METHODS:  We performed a medical record review on randomly selected individuals from a pool of 20,158 from 12 communities representative of the national population in cities > 200,000. We requested medical records from all providers of consenting participants for the previous two years; 20 trained nurses abstracted performance on 45 indicators of obstructive lung disease quality derived from RAND’s Quality Assessment Tools System. Multivariate logistic regression evaluated effects of patient demographics, insurance, health status, and comorbidity on the quality of health care.

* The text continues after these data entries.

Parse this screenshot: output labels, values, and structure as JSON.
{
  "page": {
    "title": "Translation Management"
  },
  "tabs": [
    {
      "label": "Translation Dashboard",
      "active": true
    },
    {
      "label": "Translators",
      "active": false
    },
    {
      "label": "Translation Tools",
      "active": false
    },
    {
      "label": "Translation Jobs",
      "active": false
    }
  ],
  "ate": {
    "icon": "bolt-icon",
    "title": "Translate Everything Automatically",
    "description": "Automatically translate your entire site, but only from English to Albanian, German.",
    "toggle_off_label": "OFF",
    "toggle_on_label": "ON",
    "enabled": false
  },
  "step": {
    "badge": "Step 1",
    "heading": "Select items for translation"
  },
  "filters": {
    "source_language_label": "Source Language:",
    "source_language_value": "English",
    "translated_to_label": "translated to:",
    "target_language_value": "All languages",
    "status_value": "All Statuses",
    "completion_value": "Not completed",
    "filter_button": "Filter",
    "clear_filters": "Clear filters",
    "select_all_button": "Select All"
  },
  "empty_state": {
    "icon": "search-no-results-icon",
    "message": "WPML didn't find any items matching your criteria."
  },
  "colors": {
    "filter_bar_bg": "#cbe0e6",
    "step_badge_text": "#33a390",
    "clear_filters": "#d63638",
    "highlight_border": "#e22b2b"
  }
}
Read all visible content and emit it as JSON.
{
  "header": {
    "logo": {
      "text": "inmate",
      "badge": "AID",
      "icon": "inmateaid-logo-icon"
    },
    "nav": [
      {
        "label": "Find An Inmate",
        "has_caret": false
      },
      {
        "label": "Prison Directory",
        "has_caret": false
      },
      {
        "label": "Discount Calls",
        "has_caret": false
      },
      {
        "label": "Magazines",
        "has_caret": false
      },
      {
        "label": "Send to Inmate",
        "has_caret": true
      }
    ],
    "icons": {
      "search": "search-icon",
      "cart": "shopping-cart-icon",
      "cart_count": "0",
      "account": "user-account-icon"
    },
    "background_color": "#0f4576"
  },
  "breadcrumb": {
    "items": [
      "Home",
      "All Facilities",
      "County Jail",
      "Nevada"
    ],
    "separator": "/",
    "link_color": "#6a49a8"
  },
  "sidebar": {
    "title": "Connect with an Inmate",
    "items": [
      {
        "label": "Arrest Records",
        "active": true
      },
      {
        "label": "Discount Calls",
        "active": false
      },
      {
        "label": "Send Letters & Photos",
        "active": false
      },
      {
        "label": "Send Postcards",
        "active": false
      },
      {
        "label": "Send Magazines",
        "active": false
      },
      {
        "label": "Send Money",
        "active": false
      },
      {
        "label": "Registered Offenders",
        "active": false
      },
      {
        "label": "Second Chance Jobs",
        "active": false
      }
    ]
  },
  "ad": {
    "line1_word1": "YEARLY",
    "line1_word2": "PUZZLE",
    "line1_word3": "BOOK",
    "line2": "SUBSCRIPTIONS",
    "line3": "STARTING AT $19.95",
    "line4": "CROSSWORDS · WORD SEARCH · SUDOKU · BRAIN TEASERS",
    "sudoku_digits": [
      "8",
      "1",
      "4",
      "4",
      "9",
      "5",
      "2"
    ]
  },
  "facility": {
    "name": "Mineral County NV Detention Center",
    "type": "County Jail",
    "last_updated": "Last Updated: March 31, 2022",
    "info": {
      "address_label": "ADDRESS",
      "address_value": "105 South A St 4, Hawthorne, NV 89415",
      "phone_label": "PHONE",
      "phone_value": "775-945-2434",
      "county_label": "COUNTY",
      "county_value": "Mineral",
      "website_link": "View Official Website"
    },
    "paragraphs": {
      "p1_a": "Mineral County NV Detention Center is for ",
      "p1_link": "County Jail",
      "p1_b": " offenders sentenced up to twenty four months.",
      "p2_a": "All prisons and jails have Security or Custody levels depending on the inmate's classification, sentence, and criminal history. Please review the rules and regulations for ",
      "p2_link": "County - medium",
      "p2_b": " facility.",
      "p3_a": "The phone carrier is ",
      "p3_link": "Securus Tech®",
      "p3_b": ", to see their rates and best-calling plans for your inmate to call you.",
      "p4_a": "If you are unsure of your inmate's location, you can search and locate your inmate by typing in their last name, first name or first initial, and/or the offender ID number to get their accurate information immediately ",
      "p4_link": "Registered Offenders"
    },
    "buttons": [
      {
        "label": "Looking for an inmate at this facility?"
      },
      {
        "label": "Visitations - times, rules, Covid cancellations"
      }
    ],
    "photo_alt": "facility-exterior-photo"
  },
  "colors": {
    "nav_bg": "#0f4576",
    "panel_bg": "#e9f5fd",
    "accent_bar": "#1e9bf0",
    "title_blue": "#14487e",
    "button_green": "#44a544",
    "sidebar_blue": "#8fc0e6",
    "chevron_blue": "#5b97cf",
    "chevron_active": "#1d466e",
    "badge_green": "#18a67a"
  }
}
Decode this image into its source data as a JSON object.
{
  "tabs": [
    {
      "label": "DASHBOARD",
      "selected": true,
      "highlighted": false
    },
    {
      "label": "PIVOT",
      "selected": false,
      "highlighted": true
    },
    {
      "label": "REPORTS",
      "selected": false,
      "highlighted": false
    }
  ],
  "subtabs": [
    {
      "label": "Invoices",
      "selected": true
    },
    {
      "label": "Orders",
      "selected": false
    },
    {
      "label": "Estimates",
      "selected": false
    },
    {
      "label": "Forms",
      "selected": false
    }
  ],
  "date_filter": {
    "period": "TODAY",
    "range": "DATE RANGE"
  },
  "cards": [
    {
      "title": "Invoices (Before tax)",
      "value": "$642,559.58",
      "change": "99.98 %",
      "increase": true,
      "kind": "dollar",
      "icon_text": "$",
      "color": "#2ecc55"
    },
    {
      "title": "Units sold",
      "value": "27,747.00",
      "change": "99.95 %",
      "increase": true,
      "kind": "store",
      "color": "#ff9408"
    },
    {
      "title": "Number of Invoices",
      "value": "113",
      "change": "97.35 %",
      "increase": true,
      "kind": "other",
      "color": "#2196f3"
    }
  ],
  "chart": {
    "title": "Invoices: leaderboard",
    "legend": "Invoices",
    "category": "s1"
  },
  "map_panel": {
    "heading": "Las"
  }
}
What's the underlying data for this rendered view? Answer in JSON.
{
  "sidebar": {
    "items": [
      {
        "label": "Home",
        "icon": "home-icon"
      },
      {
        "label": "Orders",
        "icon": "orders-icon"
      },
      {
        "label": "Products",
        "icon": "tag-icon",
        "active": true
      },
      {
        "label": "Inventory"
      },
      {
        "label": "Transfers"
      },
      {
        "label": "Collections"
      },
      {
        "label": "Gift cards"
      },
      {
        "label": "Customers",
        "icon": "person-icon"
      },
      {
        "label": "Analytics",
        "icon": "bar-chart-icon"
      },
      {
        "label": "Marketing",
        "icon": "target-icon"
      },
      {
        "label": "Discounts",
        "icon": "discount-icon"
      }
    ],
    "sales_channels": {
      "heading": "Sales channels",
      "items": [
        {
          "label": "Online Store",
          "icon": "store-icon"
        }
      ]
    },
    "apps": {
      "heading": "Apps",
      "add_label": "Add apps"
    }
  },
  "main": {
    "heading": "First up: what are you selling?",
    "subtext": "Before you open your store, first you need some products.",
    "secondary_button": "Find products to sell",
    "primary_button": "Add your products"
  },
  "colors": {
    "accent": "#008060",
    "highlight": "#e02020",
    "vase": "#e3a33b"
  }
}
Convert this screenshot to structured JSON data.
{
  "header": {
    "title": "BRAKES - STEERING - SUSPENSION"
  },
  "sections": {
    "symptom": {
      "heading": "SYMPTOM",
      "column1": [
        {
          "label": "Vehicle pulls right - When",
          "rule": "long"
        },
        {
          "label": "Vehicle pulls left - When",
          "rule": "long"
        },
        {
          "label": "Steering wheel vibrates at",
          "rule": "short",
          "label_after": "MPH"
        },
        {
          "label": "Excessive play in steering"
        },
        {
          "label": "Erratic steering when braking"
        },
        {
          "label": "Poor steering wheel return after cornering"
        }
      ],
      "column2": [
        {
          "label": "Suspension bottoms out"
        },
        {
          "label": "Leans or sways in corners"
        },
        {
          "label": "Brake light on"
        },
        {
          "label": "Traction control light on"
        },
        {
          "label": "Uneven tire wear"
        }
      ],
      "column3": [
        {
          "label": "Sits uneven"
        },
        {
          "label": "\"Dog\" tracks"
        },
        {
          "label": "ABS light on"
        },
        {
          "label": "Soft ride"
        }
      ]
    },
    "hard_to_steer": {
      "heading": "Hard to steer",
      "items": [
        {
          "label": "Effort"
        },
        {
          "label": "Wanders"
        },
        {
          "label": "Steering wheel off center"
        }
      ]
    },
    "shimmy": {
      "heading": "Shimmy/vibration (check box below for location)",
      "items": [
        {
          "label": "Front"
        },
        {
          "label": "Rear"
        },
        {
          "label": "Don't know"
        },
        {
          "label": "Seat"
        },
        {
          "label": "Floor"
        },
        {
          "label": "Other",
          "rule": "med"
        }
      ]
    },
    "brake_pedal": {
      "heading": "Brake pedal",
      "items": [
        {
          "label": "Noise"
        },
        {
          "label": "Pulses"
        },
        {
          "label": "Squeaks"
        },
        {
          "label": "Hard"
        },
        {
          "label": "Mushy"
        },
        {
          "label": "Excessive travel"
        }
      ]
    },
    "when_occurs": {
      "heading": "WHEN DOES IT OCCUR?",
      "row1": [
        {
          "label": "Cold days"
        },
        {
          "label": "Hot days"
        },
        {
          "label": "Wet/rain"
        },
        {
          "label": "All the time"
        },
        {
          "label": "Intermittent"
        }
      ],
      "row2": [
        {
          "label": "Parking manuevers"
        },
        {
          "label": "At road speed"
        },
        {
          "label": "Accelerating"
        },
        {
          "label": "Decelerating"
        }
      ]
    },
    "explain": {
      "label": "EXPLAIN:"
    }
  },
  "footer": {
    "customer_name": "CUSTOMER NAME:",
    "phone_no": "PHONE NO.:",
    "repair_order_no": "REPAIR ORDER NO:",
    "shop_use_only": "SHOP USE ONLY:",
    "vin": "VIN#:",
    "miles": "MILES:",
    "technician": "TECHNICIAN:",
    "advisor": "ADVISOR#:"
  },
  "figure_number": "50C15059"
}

RESULTS:  429 participants out of 6712 consenting respondents were eligible for quality evaluation for 3672 episodes of care in obstructive lung disease. Overall, participants received 53.5 % (95% C.I.) [50.0, 57.0] of recommended care for asthma (n=260) and 58.9 % [51.7, 64.4] of recommended care for COPD (n=169). We detected significant variation in the quality of care across the 12 sites (COPD scores highest 64 % in one community vs. low 48 %, p < 0.001). Logistic modeling identified few characteristics related to the quality of obstructive lung disease care provided to patients. In multivariate analysis, African Americans received better care than whites (adjusted scores 62% vs. 53% for asthma, p = 0.02; 67% vs. 56% for COPD, p < 0.01); lower income participants and those without insurance received lower quality of care.

CONCLUSION:  Overall, Americans with asthma and COPD received < 57% of recommended care. There was wide variation across communities in the quality of care delivered.

CLINICAL IMPLICATIONS:  Obstructive lung disease affects 8.5% of Americans and chronic lower respiratory disease ranks as the number four cause of death. The deficits in processes of care for asthma and COPD present ample opportunity for improvement in the health of Americans. Chest physicians should take the lead in quality improvement initiatives.

DISCLOSURE:  Richard Mularski, Grant monies (from sources other than industry) Supported by the Robert Wood Johnson Foundation; grants from AHRQ, NCI, NINR, CMS.